4.2 Exploring key factors affecting regeneration dynamics along various environmental axes
By analyzing the relationships between environmental factors and the density and species richness of regenerative individuals, we found that altitude, TN, AP, canopy density, and tree density explained the regeneration dynamics of the community more effectively than other environmental factors. These results indicate that at a community level, habitat preferences related to topography, soil nutrients, and light play a key role in regeneration success and that the J-C effect represented by adult density also affects the regeneration pattern. Previous studies have also shown that species distributions and seedling recruitment in tropical forests are related to topography, soil conditions, and light availability. For example, gaps are important in maintaining species diversity and regeneration in ancient or tropical and subtropical forests (Hubbell et al. 1999; Sapkota et al. 2009). In tropical forests, soil type and topography play an important role in shaping diversity, as both of these factors influence water and nutrient availability (Miyamoto et al. 2003; Phillips et al. 2003).

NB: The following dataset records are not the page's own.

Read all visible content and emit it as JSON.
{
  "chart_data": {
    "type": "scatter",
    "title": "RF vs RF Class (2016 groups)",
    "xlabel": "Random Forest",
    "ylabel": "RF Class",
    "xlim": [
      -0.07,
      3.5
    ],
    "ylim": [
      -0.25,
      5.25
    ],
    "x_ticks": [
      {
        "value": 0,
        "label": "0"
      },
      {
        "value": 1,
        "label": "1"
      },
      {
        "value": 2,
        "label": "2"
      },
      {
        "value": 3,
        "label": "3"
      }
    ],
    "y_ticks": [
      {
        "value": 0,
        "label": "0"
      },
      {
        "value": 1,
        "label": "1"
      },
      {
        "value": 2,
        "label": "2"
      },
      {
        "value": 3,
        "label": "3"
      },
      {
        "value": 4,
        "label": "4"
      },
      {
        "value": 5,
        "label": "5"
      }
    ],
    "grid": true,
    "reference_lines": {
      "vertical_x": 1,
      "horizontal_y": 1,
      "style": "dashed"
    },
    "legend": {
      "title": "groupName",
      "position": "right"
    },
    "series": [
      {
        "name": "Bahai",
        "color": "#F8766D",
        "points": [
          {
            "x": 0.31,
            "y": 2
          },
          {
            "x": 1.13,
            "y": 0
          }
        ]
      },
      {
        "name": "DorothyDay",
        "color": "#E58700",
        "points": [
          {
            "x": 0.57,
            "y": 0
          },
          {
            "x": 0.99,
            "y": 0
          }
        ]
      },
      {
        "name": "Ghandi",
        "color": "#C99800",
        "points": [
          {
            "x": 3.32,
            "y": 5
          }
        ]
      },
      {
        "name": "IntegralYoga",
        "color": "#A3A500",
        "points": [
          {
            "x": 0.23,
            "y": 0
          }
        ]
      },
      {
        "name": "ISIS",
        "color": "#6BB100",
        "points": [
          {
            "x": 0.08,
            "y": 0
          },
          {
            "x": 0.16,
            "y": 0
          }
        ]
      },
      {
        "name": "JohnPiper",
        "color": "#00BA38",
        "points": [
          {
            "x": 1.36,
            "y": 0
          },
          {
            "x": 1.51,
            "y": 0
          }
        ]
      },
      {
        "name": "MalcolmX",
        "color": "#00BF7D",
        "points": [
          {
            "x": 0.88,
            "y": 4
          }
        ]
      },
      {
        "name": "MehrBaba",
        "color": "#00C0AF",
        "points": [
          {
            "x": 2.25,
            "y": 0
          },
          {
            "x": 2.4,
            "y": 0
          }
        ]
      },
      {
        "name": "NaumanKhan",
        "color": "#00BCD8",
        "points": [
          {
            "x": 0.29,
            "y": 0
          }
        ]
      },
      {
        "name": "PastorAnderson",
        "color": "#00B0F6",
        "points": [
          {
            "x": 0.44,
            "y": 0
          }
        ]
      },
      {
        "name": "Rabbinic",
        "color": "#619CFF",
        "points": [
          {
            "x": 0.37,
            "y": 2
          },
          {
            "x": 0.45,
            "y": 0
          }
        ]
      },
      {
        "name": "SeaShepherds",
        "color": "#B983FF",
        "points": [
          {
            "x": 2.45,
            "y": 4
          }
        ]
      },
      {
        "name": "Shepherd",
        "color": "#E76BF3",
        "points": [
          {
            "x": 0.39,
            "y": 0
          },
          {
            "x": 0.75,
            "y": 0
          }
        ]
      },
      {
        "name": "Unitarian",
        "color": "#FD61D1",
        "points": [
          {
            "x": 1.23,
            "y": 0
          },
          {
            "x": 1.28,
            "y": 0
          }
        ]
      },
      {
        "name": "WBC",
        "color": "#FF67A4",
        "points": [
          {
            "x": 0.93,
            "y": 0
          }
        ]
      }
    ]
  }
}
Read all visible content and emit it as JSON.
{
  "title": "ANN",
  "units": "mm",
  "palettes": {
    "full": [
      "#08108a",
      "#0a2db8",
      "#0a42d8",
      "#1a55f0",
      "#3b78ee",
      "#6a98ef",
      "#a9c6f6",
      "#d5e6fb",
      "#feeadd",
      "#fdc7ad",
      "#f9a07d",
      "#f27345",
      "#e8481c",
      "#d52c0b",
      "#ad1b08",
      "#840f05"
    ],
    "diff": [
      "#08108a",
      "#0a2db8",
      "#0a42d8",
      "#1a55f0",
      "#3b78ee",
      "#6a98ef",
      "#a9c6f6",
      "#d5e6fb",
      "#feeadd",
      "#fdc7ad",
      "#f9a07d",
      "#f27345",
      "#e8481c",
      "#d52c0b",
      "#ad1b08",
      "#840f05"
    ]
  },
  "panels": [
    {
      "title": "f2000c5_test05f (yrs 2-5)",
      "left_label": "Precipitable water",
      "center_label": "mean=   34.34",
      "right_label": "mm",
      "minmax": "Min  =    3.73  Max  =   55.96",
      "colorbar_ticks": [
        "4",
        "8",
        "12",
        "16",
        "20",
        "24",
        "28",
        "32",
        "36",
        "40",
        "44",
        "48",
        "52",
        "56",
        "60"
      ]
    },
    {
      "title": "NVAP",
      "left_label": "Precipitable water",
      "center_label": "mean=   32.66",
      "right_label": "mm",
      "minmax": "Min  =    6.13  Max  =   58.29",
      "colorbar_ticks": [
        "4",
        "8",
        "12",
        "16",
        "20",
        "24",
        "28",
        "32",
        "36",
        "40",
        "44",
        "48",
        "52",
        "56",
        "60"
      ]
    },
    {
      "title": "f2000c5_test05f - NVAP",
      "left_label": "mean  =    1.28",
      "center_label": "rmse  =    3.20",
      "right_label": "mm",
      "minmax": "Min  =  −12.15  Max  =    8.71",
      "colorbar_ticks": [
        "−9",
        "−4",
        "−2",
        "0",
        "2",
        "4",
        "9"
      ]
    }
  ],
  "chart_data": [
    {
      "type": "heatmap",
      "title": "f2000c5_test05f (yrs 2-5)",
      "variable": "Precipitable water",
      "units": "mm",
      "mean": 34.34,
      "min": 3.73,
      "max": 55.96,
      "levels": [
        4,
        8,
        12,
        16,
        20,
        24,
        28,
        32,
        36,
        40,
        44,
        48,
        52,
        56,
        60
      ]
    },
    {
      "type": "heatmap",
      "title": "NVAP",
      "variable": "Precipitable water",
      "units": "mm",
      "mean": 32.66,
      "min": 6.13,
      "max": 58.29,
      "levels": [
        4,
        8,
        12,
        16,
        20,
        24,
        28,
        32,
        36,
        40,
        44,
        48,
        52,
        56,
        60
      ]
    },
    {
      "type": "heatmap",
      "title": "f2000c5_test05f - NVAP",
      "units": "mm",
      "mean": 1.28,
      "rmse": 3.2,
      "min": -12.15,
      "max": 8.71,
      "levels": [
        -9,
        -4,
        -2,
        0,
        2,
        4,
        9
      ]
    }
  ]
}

At the regional scale, elevation usually represents the variation in topography and habitat, which may influence soil fertility and forest gaps by affecting the slope, slope aspect, and slope position (Kraft et al. 2008; Brown et al. 2013). In addition, altitude has also been described as being the most important environmental variable by which habitat heterogeneity affects species distribution patterns (Beck and Chey 2008; Rowe and Lidgard 2009). Tree species are particularly sensitive to topographic habitat combinations during the seedling and sapling stages. For example, in a new tropical forest in Ecuador, more than 80% of new species show one or more topographic habitat associations (Metz 2012). Many studies have confirmed that N is an important element necessary for plant growth, and its absence may limit the synthesis of chlorophyll and thus weaken photosynthesis in plants (Fortunel et al. 2014; Mueller et al. 2013). The widespread presence of carbon-fixing (Leguminosae ) plants in tropical forests may also be another reason for the close relationship between TN regeneration (Diaz-Gustavo et al. 2015). Previous studies have shown that phosphorus is generally lacking in tropical forest soils, and the total phosphorus content was mostly below 0.8 g kg-1 (Cleveland et al. 2011). Phosphorus is also a major element contributing to plant photosynthesis, affecting the survival and causing a uniform distribution among regenerating individuals (Long et al. 2011). Forest gaps have a direct effect on the distribution patterns of seedlings and young trees and help the plants in the lower layers of the forest obtain sunlight (Silva et al. 2012; Sharma et al. 2016). Therefore, the canopy density of forests and the density of regenerating individuals tend to show a close relationship in terms of promoting diversity in the later growth stages of seedlings (Suárez-Esteban et al. 2016). In terms of seed dispersal and germination, the density of parent trees tends to have a positive effect on the density of nearby conspecific seedlings (Lowe and McPeek 2014). The composition of the recruited seedlings is highly dependent on the species composition of the surrounding trees, which promote the successful regeneration of seedlings (Winkler 2011). These results indicate that biological mechanisms (negative density-limiting effects) are also important in promoting the recruitment of tree seedlings.